Academic background
- Alma mater: University of London (PhD) University of the West of England, Bristol (BA, MA)
- Thesis: Colonizin in reverse! The creolised aesthetic of the empire windrush generation. (2010)
- Website: Christine Checinska

= Christine Checinska =

British womenswear designer and art historian

Christine Shaw-Checinska is a British Jamaican womenswear designer, curator and art historian. She is the inaugural Senior Curator of African and African Diaspora Fashion and Textiles at the Victoria and Albert Museum. Her work considers the relationship between cloth, culture and race.

== Early life and education ==
Checinska studied fashion and textile design at the University of the West of England in Bristol and graduate with a bachelor's degree in fashion and textile design in 1986. She earned a master's degree at the Surrey Institute of Art & Design in 2002. Checinska moved to Goldsmiths, University of London for her doctoral studies, where she studied the aesthetic of the Windrush generation. She was a postdoctoral researcher at the University of East London Checinska worked with Iniva (the Institute for International Visual Arts) on several projects, including Cloth & Differences and Social Fabric, which explored textiles and social processes.

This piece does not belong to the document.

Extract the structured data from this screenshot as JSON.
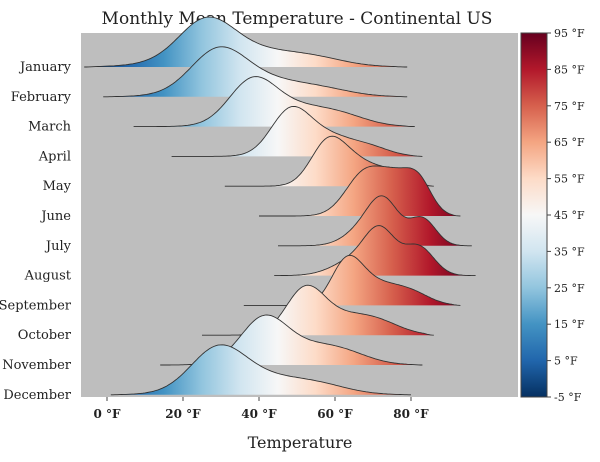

She established the Clothes, Cloth and Culture Group at Iniva's Stuart Hall Library in 2013.

== Research and career ==
Checinska was appointed as a Lecturer in Fashion at Goldsmiths, University of London, and held a joint position at the University of Johannesburg, Visual Identities in Art and Design Research Centre. She has worked as a freelance fashion designer, leading collections for Margaret Howell. Her work considers the relationship between cloth, culture and race; exploring themes such as colonialism and international trade.

In 2016 her show The Arrivants debuted at the University of Johannesburg FADA (Faculty of Art, Design and Architecture) Gallery. The Arrivants considered the intersection of race, culture and fashion, with a particular focus on the role of dress in the negotiation of social borders. Later that year, she delivered a TED Talk that explored fashion as everyday activism. During her talk she coined the phrase "Craftivist".

In 2020, Checinska became the inaugural Curator of African and African Diaspora Fashion at the Victoria and Albert Museum. She is Lead Curator of the Victoria and Albert Museum's major exhibition Africa Fashion (July 2022–April 2023).